Finite Element Optimised Back Analysis of In Situ Stress Field and Stability Analysis of Shaft Wall in the Underground Gas Storage

1College of Mechanical and Electronic Engineering, China University of Petroleum, Qingdao 266580, China
2College of Storage and Transportation and Architectural Engineering, China University of Petroleum, Qingdao 266580, China

Received 14 August 2015; Revised 11 January 2016; Accepted 13 January 2016

Academic Editor: Masoud Hajarian

Copyright © 2016 Yifei Yan et al. This is an open access article distributed under the Creative Commons Attribution License, which permits unrestricted use, distribution, and reproduction in any medium, provided the original work is properly cited.

Abstract

A novel optimised back analysis method is proposed in this paper.

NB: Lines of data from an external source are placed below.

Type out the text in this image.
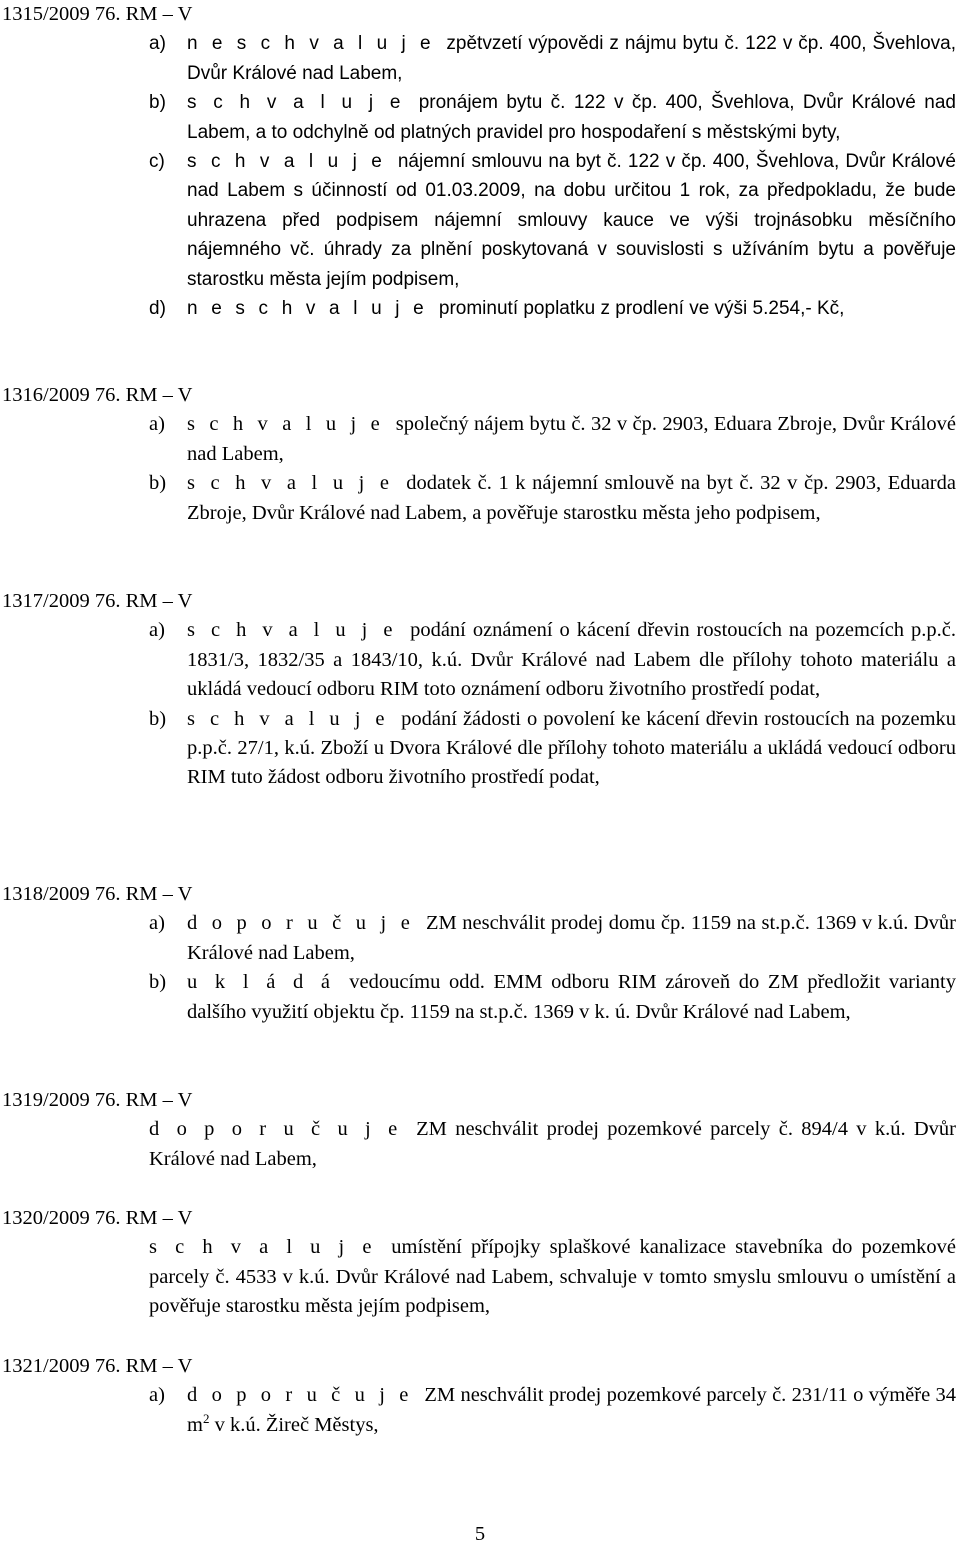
1315/2009 76. RM – V
a) n e s c h v a l u j e zpětvzetí výpovědi z nájmu bytu č. 122 v čp. 400, Švehlova, Dvůr Králové nad Labem,
b) s c h v a l u j e pronájem bytu č. 122 v čp. 400, Švehlova, Dvůr Králové nad Labem, a to odchylně od platných pravidel pro hospodaření s městskými byty,
c) s c h v a l u j e nájemní smlouvu na byt č. 122 v čp. 400, Švehlova, Dvůr Králové nad Labem s účinností od 01.03.2009, na dobu určitou 1 rok, za předpokladu, že bude uhrazena před podpisem nájemní smlouvy kauce ve výši trojnásobku měsíčního nájemného vč. úhrady za plnění poskytovaná v souvislosti s užíváním bytu a pověřuje starostku města jejím podpisem,
d) n e s c h v a l u j e prominutí poplatku z prodlení ve výši 5.254,- Kč,
1316/2009 76. RM – V
a) s c h v a l u j e společný nájem bytu č. 32 v čp. 2903, Eduara Zbroje, Dvůr Králové nad Labem,
b) s c h v a l u j e dodatek č. 1 k nájemní smlouvě na byt č. 32 v čp. 2903, Eduarda Zbroje, Dvůr Králové nad Labem, a pověřuje starostku města jeho podpisem,
1317/2009 76. RM – V
a) s c h v a l u j e podání oznámení o kácení dřevin rostoucích na pozemcích p.p.č. 1831/3, 1832/35 a 1843/10, k.ú. Dvůr Králové nad Labem dle přílohy tohoto materiálu a ukládá vedoucí odboru RIM toto oznámení odboru životního prostředí podat,
b) s c h v a l u j e podání žádosti o povolení ke kácení dřevin rostoucích na pozemku p.p.č. 27/1, k.ú. Zboží u Dvora Králové dle přílohy tohoto materiálu a ukládá vedoucí odboru RIM tuto žádost odboru životního prostředí podat,
1318/2009 76. RM – V
a) d o p o r u č u j e ZM neschválit prodej domu čp. 1159 na st.p.č. 1369 v k.ú. Dvůr Králové nad Labem,
b) u k l á d á vedoucímu odd. EMM odboru RIM zároveň do ZM předložit varianty dalšího využití objektu čp. 1159 na st.p.č. 1369 v k. ú. Dvůr Králové nad Labem,
1319/2009 76. RM – V
d o p o r u č u j e ZM neschválit prodej pozemkové parcely č. 894/4 v k.ú. Dvůr Králové nad Labem,
1320/2009 76. RM – V
s c h v a l u j e umístění přípojky splaškové kanalizace stavebníka do pozemkové parcely č. 4533 v k.ú. Dvůr Králové nad Labem, schvaluje v tomto smyslu smlouvu o umístění a pověřuje starostku města jejím podpisem,
1321/2009 76. RM – V
a) d o p o r u č u j e ZM neschválit prodej pozemkové parcely č. 231/11 o výměře 34 $m^2$ v k.ú. Žireč Městys,
5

The in situ stress field of an underground gas storage (UGS) reservoir in a Turkey salt cavern is analysed by the basic theory of elastic mechanics. A finite element method is implemented to optimise and approximate the objective function by systematically adjusting boundary loads. Optimising calculation is performed based on a novel method to reduce the error between measurement and calculation as much as possible. Compared with common back analysis methods such as regression method, the method proposed can further improve the calculation precision. By constructing a large circular geometric model, the effect of stress concentration is eliminated and a minimum difference between computed and measured stress can be guaranteed in the rectangular objective region. The efficiency of the proposed method is investigated and confirmed by its capability on restoring in situ stress field, which agrees well with experimental results. The characteristics of stress distribution of chosen UGS wells are obtained based on the back analysis results and by applying the corresponding fracture criterion, the shaft walls are proven safe.